Procedimientos de la terapia de calor y frío

La terapia de calor y frío es un procedimiento común no invasivo utilizado por los cuidadores profesionales y laicos para el alivio del dolor. La técnica utiliza la alternancia de compresas frías y calientes en un área del dolor para ayudar a reducir la inflamación, el dolor y los espasmos musculares. La técnica se ha utilizado durante cientos de años, pero se recomienda que un profesional médico instruya a los pacientes sobre su uso en entornos domésticos, sugiere la fisioterapeuta Dana Davis de Rehab Orthopaedic Medicine. Puedes encontrar que este tipo de terapia ofrece alivio del dolor de espalda crónico y dolor causado por una variedad de condiciones, incluyendo artritis y lesiones deportivas.

Terapia de calor

Aplica una compresa caliente o muy caliente para la piel sobre la zona del dolor y así ayudar a que la sangre irrigue esa área, según Susan Spinasanta, directora médica sénior del Spine Universe. Este aumento del flujo de sangre también aumenta el volumen de oxígeno curativo y nutrientes transportado por la sangre a la zona del cuerpo. Además, el calor aplicado a los tejidos dolorosos ayuda a aliviar la tensión muscular, espasmos musculares y ayuda a aumentar la movilidad y la amplitud de movimiento. No coloques una compresa caliente contra zonas inflamadas, ya que esto aumentará el flujo de sangre a los lugares ya llenos de sangre. Coloca la compresa caliente sobre la zona durante unos 15 minutos. Al usar compresas calientes o almohadillas de calor, siempre protege la piel envolviendo el paquete caliente en una toalla.

Terapia de frío

También conocida como la crioterapia, la aplicación de frío a un área dolorosa ayuda a constreñir los vasos sanguíneos, también conocido como la vasoconstricción, reduciendo así la hinchazón de la zona afectada. Al igual que con la aplicación de compresas calientes o almohadillas a una zona afectada, las compresas frías, bolsas de hielo, toallas húmedas situadas en un congelador o bloques de hielo, deben envolverse en una toalla antes de colocarlas sobre la piel. Evita dejar bolsas de hielo sobre la piel durante más de 15 a 20 minutos cada vez. La terapia con frío es más eficaz cuando se comienza inmediatamente después de una lesión, como un esguince o distensión muscular.

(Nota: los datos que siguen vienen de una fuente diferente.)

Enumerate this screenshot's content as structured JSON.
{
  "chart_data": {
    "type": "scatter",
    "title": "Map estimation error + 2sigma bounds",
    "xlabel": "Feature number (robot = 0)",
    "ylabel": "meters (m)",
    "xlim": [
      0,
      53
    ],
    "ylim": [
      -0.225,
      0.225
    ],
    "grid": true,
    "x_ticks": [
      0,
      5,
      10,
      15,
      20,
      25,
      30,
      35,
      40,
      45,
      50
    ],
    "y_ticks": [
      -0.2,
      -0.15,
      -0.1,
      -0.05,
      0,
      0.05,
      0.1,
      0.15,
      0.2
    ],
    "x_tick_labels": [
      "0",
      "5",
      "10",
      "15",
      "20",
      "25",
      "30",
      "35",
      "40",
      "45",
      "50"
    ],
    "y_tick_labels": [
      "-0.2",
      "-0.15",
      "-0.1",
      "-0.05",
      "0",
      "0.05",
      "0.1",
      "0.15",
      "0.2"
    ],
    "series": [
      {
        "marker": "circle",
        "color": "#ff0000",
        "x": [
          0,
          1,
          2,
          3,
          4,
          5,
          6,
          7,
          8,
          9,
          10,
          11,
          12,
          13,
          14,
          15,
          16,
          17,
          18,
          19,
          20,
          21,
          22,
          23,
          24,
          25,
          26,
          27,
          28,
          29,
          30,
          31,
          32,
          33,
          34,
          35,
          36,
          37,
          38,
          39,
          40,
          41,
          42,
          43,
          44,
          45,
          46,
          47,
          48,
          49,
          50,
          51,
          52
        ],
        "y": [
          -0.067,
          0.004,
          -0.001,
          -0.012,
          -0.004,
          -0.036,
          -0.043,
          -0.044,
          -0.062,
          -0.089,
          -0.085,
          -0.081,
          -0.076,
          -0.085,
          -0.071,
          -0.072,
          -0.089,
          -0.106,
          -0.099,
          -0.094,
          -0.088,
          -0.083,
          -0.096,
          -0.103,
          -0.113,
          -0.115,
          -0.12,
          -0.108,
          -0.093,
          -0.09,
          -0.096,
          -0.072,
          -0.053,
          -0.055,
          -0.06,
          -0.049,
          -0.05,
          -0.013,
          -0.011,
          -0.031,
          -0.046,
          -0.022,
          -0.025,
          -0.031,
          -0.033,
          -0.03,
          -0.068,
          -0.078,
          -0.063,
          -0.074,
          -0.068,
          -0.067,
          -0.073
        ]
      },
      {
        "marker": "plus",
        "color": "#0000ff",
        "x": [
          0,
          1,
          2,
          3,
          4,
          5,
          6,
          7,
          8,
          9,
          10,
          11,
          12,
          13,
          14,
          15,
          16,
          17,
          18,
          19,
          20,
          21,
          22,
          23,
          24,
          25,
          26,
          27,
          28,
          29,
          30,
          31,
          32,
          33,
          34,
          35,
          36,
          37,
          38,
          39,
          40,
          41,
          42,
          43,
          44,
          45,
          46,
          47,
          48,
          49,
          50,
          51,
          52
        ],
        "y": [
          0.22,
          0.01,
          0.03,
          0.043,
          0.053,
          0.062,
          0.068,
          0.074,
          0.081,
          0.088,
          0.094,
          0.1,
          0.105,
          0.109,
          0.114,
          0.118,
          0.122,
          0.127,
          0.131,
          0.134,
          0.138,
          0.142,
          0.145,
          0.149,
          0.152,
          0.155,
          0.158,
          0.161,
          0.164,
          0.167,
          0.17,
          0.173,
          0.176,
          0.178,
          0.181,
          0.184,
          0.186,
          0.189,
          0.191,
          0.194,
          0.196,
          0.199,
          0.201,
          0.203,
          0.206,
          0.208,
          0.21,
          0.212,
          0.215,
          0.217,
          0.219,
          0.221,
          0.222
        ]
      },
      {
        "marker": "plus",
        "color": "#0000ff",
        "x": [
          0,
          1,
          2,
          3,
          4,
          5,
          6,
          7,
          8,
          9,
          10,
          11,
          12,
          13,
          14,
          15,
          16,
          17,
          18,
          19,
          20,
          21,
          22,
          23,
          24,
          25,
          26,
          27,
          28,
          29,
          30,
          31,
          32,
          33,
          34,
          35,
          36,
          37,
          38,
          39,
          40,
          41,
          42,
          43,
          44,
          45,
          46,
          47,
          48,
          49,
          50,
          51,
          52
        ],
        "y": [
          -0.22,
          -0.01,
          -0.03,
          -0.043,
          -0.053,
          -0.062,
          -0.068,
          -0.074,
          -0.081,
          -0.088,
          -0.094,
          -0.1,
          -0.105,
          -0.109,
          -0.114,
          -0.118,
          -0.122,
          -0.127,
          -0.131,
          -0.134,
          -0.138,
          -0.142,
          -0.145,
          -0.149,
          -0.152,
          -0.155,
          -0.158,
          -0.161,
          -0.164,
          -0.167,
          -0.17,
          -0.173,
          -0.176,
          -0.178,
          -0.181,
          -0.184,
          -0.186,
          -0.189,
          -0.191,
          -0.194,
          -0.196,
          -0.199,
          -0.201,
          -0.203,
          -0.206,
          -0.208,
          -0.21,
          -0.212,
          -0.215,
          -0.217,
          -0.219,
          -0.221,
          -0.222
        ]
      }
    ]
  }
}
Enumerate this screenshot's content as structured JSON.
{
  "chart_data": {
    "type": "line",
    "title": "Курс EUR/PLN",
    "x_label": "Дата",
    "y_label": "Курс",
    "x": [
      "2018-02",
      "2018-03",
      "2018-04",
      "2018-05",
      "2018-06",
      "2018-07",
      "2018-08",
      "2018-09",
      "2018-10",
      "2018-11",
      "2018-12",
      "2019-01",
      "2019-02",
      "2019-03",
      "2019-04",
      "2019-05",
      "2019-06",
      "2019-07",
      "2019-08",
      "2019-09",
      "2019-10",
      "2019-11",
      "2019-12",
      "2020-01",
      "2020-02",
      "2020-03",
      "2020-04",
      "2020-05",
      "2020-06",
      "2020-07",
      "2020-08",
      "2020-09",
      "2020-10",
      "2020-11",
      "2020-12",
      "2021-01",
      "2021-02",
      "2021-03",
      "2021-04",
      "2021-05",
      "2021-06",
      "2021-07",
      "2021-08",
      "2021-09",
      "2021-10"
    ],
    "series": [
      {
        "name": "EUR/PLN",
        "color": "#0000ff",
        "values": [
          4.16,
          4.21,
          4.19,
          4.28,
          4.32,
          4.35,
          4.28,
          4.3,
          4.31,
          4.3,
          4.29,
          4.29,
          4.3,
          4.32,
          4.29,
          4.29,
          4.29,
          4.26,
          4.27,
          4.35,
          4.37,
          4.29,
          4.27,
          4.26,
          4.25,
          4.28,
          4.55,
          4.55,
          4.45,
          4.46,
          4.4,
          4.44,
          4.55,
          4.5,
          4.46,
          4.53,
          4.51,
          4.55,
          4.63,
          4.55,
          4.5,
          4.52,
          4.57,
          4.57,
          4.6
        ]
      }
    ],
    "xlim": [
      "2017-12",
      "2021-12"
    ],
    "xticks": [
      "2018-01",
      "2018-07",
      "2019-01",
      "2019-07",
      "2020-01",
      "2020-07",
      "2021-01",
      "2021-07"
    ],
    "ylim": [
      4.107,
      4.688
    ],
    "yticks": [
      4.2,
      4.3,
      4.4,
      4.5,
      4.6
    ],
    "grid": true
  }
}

Alternando terapia de frio y calor

Alterna las técnicas de terapia caliente y frío para el alivio del dolor y para ayudar a reducir la inflamación y otros síntomas de lesión muscular o articular. Limita el uso de la terapia alternante (caliente y frío) a 20 a 30 minutos, según lo sugiere Tracia O'Shana, enfermero registrado e instructor en el Dartmouth College. Sin embargo, sugiere O'Shana, se aconseja a los pacientes que eviten el uso de terapia de calor sobre heridas abiertas y puntos de sutura, si haz sido diagnosticado con diabetes y tienes mala circulación, o si eres un hemofílico. Espera una hora antes de comenzar a alternar un tratamiento de terapia de frío y calor.